To justify its current stock price ($27/share) via organic growth, XPO must grow NOPAT by 28% compounded annually for 19 years. For context, in this scenario XPO would be generating over $800 billion in revenue 19 years from now, or greater than the entire U.S. trucking industry in 2015. A more realistic, but still optimistic scenario, given that XPO focuses on organic growth and ditches costly acquisitions assumes XPO can grow NOPAT by 19% compounded annually for the next decade, the stock is worth only $4/share today – an 85% downside.

Catalyst: Unraveling of The Roll-Up Scheme Will Sink Shares

XPO and other firms that use acquisitions to significantly grow become reliant upon acquisitions to meet not only internal goals for compensation, but also external expectations. However, this roll-up strategy cannot go on forever. When they end, stock prices can crash rather violently especially when there has been significant shareholder value destruction. As we saw with Valeant, when the government and analysts alike began asking questions about its business, the economics of the business were revealed to be rather hollow. XPO is in a similar predicament. While its acquisitions can create a rosy, superficial picture of the business, the economics of the company are in decline.
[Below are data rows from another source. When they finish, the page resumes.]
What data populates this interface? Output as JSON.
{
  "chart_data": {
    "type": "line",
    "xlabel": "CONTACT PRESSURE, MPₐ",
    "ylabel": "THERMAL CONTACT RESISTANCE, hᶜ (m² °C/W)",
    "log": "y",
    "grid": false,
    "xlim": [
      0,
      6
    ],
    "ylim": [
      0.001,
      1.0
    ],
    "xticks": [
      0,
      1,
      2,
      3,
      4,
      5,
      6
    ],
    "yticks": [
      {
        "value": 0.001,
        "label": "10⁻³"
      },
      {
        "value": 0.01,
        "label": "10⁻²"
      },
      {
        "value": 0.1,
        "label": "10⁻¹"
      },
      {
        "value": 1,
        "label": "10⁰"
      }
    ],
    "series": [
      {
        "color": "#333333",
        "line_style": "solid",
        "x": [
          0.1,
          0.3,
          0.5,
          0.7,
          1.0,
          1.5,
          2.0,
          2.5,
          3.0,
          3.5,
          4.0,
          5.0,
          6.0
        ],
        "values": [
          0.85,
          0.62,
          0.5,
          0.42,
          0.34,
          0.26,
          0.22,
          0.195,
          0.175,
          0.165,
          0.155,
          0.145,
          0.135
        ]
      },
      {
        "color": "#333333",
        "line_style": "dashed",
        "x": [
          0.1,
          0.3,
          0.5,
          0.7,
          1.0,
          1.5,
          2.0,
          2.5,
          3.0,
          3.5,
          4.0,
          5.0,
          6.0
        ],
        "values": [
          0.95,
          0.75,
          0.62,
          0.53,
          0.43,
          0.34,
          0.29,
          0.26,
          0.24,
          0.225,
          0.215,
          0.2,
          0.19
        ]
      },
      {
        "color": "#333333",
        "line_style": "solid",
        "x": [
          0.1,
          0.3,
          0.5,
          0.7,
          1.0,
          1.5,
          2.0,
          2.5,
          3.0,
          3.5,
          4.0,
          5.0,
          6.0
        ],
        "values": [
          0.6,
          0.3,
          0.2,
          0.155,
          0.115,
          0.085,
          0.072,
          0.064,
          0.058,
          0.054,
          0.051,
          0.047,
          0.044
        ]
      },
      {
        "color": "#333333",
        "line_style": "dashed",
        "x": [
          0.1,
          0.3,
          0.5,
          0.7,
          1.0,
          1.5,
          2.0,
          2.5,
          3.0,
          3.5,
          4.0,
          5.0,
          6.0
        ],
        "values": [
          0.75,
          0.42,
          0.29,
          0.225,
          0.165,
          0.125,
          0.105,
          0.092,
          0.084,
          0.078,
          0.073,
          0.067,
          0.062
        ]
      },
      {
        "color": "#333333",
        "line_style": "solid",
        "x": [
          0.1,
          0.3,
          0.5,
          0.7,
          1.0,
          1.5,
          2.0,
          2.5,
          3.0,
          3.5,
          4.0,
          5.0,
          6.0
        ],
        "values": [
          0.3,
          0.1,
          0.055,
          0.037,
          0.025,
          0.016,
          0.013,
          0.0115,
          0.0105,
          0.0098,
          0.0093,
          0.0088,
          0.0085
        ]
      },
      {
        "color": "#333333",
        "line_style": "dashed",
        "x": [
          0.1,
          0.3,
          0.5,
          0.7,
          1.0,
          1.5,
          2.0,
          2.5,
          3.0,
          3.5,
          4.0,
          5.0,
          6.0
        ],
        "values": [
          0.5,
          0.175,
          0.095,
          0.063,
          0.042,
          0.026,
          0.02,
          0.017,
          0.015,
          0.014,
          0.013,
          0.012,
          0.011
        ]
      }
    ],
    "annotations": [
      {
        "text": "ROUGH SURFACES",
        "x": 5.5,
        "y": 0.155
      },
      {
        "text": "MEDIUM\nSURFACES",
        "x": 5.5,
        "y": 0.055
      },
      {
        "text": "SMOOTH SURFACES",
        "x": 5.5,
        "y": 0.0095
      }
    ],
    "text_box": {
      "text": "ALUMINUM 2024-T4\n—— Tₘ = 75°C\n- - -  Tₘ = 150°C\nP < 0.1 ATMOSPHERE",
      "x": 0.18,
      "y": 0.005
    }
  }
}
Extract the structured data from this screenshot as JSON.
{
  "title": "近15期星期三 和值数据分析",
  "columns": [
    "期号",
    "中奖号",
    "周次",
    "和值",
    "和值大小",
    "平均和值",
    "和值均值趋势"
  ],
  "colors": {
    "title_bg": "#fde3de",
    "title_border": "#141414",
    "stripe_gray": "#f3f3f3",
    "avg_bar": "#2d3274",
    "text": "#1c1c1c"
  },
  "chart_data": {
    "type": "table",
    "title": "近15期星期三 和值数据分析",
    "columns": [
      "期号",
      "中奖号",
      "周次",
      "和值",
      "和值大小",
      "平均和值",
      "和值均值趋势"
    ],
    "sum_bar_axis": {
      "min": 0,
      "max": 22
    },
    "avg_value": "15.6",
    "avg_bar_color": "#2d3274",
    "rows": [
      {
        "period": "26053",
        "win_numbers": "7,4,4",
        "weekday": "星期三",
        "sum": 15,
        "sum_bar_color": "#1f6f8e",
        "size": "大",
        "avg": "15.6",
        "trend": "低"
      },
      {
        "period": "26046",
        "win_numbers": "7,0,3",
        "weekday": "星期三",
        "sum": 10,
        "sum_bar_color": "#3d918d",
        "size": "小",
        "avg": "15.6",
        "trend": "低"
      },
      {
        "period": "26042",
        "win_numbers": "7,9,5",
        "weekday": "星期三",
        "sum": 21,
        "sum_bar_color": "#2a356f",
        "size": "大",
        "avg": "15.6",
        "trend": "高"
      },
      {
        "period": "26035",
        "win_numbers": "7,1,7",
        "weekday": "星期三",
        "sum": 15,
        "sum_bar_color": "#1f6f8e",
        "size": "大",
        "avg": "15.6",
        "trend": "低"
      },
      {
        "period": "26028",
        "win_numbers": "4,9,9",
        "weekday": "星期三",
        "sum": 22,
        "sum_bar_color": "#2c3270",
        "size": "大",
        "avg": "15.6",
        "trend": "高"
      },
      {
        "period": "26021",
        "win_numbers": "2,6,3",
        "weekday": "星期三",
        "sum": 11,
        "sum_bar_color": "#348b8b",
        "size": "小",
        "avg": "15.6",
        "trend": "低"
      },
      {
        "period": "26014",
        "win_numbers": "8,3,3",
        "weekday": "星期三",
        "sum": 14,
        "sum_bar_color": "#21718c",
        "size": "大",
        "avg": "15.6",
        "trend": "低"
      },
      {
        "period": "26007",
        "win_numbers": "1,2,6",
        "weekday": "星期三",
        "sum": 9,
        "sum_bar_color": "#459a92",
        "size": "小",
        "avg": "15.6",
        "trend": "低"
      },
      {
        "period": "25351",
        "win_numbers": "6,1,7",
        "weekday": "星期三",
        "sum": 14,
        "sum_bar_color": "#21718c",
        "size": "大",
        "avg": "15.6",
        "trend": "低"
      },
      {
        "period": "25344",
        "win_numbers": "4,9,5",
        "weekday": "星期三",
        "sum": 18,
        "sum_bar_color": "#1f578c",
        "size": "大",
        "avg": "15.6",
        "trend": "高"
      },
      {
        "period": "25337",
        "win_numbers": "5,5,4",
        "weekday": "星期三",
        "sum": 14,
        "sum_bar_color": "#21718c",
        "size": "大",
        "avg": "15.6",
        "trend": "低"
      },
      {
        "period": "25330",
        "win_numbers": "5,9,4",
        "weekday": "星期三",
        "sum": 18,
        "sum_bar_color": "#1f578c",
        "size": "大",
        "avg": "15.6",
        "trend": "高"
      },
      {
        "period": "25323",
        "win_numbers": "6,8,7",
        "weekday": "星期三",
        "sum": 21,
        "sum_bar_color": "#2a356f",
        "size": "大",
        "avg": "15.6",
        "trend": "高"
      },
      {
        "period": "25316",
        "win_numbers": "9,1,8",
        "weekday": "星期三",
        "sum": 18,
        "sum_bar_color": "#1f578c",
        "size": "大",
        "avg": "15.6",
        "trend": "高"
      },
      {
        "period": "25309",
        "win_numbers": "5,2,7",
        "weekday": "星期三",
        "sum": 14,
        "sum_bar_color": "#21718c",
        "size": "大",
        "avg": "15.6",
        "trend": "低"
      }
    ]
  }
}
XPO may have entered a vicious cycle in which it must find acquisitions to meet growth expectations, but in doing these deals, management is only putting further strain on the fundamentals of the business. Banks don’t have unlimited appetite for risk, and there may come a time when XPO is no longer a company to whom banks will be willing to lend. In either scenario, funding is harder to get, acquisitions become harder to find, and expectations become harder to meet. While we can’t predict when this house of cards will fall, we do know this roll-up practice cannot go on forever. We’ve said it before, and we’ll say it again, non-GAAP earnings, or “adjusted EBITDA” can’t make the cash payments required to run a company. Look for an earnings miss, or multiple misses, to reveal that the picture being portrayed by XPO management is not as rosy as they’d like you to believe.

Insider Sales Rather Low But Short Interest Is High

Over the past 12 months 5.6 million shares have been purchased and 107,000 shares have been sold for a net effect of 5.5 million insider shares purchased. These purchases represent 5% of shares outstanding. Additionally, there are 16.7 million shares sold short, or just over 15% of shares outstanding.

Impact of Footnotes Adjustments and Forensic Accounting

In order to derive the true recurring cash flows, an accurate invested capital, and a real shareholder value, we made the following adjustments to XPO Logistics’ 2015 10-K:

Income Statement: we made $785 million of adjustments with a net effect of removing $368 million in non-operating expenses (5% of revenue). We removed $577 million related to non-operating expenses and $208 million related to non-operating income. See all adjustments made to XPO’s income statement here.

Balance Sheet: we made $7.4 billion of adjustments to calculate invested capital with a net decrease of $3.1 billion. The most notable adjustment was $3.8 billion (38% of net assets) related to midyear acquisitions. See all adjustments to XPO’s balance sheet here.

Valuation: we made $8.8 billion of adjustments with a net effect of decreasing shareholder value by $8.8 billion. There were no adjustments that increased shareholder value. One of the largest adjustments was the removal of $1.8 billion (61% of market cap) due to off-balance-sheet operating leases.

Dangerous Funds That Hold XPO

The following funds receive our Dangerous-or-worse rating and allocate significantly to XPO Logistics.

  1. RidgeWorth Aggressive Growth Stock Fund (SCATX) – 5.5% allocation and Very Dangerous rating.
  2. Zevenbergen Growth Fund (ZVNBX) – 5.2% allocation and Very Dangerous rating.
  3. Zevenbergen Genea Fund (ZVGNX) – 3.4% allocation and Very Dangerous rating

Disclosure: New Construct Staff receive no compensation to write about any specific stock, sector or theme.